4 PM, 2014; oil on linen, 144 x 108 in.
Alex Katz's landscape paintings are a paradox: as large as they are, they seem intimate; they portray ordinary views, yet are surprising and extraordinary. This feeling I had while seeing Katz's
exhibition at Gavin Brown's Enterprise reminded me of a favorite quote from the writer Jean Rhys, from David Plante's book
Difficult Women:
I think what one should do is write in an ordinary way and make the writing seem extraordinary. One should write, too, about what is ordinary, and see the extraordinary behind it.
Katz's simple titles––a time of day, a description of place––tell of noticing something marvelous within an everyday world. It was a stunning experience to see the painting
4 PM, glistening on a back wall, seen through doorways. The painting seemed as alive, and its subject as real, as the bars of light cast onto the polished floor: a hazy sun, leaves back lit, flickering in moving air.
4 PM detail
Another paradox: the brushwork is loose and painterly, yet conveys the specifics of light and place.
12:30 PM 2, 2014; oil on linen, 108 x 132 in.
At midday the light is very different from later afternoon. Through a wall of trees is a bright yellow band (flowering grasses?); a sweep of grass leads up to them.
12:30 PM 2 detail
The leaves are painted as fluid masses of varied greens, the tree trunks vertical striations of color.
Black Brook 18, 2014; oil on linen, 96 x 120 in.
This painting is compelling for a very-little-there-ness that is rich in effect.
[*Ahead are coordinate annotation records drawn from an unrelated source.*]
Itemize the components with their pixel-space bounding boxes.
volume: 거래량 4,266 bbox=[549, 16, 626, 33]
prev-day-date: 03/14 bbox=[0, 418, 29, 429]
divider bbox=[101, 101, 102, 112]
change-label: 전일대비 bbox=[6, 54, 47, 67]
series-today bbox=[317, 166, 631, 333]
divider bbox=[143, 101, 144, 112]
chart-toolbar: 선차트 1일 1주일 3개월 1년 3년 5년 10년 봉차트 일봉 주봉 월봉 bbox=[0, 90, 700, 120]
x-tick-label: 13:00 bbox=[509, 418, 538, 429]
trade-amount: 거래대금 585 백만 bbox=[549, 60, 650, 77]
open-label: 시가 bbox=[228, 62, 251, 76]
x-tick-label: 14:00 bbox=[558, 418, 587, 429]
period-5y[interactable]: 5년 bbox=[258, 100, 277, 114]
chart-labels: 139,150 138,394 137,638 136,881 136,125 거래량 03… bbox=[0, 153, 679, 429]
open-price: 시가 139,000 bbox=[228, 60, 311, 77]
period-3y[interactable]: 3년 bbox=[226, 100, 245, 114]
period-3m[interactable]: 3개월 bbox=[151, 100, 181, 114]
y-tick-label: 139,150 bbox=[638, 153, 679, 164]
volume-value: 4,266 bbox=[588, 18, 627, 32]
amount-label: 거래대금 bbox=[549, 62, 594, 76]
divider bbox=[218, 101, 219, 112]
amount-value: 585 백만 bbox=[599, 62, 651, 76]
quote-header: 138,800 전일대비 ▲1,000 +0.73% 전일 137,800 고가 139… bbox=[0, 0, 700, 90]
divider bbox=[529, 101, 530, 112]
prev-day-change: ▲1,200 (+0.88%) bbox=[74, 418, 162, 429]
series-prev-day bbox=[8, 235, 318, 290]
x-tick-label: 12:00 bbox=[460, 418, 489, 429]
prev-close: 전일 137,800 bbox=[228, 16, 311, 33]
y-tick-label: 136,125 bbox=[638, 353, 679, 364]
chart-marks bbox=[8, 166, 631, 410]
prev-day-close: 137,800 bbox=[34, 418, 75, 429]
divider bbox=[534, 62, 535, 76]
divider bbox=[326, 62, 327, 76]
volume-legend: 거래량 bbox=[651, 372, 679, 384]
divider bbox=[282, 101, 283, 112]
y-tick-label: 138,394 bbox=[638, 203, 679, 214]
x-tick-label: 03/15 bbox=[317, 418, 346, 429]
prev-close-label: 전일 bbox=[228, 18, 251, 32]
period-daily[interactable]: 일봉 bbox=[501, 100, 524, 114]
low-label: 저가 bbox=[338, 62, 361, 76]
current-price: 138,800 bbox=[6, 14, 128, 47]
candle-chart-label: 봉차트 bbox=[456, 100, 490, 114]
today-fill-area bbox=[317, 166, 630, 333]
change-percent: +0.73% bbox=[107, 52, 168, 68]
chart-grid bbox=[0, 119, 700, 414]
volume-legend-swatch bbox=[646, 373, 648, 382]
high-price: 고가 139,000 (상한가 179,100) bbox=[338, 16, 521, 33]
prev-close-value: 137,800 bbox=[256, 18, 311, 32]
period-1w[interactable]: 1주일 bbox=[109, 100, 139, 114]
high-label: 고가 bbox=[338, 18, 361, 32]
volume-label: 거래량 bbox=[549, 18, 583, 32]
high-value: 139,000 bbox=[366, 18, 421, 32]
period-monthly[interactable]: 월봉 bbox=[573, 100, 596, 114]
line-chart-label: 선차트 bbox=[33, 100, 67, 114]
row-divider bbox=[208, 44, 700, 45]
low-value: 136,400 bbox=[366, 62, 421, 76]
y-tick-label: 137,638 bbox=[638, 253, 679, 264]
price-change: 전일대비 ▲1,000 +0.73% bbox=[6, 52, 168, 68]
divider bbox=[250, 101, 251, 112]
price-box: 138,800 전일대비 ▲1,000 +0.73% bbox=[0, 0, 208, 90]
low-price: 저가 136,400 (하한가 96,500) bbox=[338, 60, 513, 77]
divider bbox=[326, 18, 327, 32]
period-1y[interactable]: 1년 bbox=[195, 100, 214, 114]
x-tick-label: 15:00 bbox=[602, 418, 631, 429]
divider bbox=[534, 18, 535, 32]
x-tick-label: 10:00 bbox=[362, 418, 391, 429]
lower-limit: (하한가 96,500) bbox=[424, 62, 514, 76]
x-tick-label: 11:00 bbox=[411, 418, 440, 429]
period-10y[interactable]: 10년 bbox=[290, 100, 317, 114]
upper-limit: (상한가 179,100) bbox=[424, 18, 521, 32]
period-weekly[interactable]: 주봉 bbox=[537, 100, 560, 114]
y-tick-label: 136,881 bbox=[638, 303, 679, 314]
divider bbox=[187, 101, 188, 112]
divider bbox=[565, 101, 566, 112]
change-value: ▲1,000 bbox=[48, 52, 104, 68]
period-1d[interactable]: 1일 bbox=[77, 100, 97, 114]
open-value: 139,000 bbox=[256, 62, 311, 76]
Brilliant yellow greens bounce off a dark expanse of water.
Black Brook 18 detail
There is such economy in the marks of the brush, and such grace. I think that one thing that makes the viewing of these paintings an intimate experience is the pleasure in walking up to them and getting an almost physical sense of paint as object, paint as light.
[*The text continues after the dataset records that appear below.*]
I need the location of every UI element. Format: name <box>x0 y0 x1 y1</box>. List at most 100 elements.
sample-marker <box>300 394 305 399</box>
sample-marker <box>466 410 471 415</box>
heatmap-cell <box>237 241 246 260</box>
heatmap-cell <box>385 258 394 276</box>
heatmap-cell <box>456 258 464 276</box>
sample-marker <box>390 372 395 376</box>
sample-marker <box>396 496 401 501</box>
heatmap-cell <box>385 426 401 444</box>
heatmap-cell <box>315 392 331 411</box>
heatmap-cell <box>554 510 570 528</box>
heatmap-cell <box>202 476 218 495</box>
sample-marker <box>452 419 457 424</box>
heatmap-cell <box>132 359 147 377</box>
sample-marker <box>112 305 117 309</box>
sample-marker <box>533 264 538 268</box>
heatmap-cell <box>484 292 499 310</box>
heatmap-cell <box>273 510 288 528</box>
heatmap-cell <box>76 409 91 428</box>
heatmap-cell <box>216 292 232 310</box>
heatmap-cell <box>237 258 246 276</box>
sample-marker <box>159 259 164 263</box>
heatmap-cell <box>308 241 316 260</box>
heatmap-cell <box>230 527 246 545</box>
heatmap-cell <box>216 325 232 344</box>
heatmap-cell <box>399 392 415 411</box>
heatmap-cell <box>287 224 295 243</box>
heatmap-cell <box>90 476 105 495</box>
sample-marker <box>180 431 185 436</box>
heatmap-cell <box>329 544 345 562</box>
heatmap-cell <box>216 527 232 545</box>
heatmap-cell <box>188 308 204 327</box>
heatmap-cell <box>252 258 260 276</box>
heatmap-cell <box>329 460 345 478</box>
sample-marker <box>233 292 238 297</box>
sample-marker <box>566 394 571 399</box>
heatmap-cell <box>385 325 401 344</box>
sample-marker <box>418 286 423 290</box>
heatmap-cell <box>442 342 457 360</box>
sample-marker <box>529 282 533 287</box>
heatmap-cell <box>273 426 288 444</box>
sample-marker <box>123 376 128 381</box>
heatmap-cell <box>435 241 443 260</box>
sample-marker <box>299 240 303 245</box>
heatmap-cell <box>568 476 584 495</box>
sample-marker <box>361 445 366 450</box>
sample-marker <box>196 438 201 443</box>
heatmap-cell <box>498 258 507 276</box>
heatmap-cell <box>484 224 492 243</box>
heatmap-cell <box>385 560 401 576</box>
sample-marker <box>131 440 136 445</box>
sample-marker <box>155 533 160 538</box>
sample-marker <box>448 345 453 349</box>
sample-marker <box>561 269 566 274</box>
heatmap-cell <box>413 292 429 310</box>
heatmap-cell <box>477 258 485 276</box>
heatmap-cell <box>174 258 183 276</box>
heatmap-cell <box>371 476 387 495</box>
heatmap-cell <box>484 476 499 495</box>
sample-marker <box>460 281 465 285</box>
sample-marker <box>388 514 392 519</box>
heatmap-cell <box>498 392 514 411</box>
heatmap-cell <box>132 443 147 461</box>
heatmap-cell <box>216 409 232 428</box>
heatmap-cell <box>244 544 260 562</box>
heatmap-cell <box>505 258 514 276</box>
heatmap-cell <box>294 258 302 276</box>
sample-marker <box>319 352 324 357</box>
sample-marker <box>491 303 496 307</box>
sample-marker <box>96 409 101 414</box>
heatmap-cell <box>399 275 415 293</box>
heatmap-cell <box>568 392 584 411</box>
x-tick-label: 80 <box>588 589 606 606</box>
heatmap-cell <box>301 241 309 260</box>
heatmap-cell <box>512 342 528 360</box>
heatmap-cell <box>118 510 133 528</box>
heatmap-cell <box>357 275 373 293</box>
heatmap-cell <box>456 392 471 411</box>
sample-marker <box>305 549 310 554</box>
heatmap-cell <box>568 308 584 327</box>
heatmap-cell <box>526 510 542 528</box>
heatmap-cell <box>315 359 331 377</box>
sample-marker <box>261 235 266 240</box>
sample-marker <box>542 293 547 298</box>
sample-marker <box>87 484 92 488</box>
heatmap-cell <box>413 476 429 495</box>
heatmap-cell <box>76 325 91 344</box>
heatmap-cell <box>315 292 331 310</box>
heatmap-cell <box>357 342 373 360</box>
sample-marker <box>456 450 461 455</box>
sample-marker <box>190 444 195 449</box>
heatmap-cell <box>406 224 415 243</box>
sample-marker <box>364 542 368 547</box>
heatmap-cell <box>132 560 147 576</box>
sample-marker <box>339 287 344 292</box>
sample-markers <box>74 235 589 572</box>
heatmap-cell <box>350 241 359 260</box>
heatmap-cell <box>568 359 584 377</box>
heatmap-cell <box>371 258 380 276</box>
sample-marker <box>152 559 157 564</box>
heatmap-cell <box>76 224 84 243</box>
Fog, 2014; oil on linen, 108 x 216 in.
With
Fog, Katz painted a very different landscape, one barely visible.
Fog detail
To convey trees lost in mists, he used broad strokes of the brush with very little detail. It is a haiku of a painting.
Untitled Landscape 1, 2014; oil on linen, 96 x 120 in.
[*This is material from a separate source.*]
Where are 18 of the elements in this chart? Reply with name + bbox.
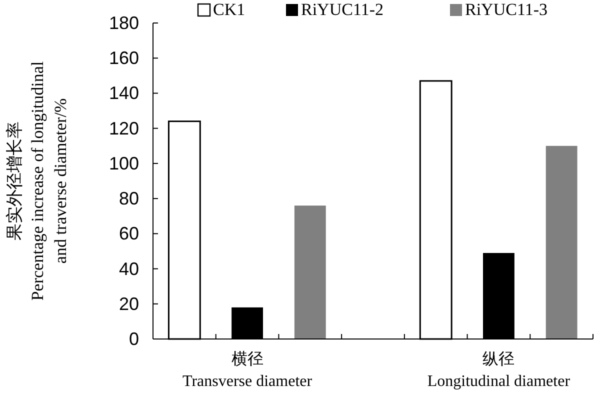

A hillside is shadowed against a bright sky with clouds shaped like scudding raindrops. The black hill is subtly painted with variations of tone on its surface.
Untitled Landscape 1 detail
A long lifetime of painting––Katz is 88––has led to a fresh assuredness in making images.
Night House 1, 2013; oil on linen, 126 x 96 in.
There are also paintings of night: a house dwarfed by trees is welcoming with warm light pouring forth.
Untitled Cityscape 5, 2014; oil on linen, 108 x 84 in.
In a dark city a beautifully modulated gray sky is lit by a band and triangular shapes of light. It floats above a dense building, drawn on the opposing diagonal to the light band. It's a mood very different from the wooded dark.
Untitled Cityscape 5 detail
The gray sky is translucent because of the way the color is laid on the canvas. A lit window anchors the painting at the lower right, and is a quiet counterpoint to the bright areas of sky. The dark mass of building has weight even though it is flatly painted.
Luna Park, 1960; oil on masonite, 40 x 30 in.
From this early, relatively small painting, we can see that Katz's approach to the landscape hasn't changed that much over the years, although his primary focus was for many years on the figure. As good as those figure paintings are, there was a coolness in his approach; his concern with "style" put them at something of an emotional remove. The landscapes, though, are full of poetic sentiment: of beauty, of air and light, of memory, of tenderness.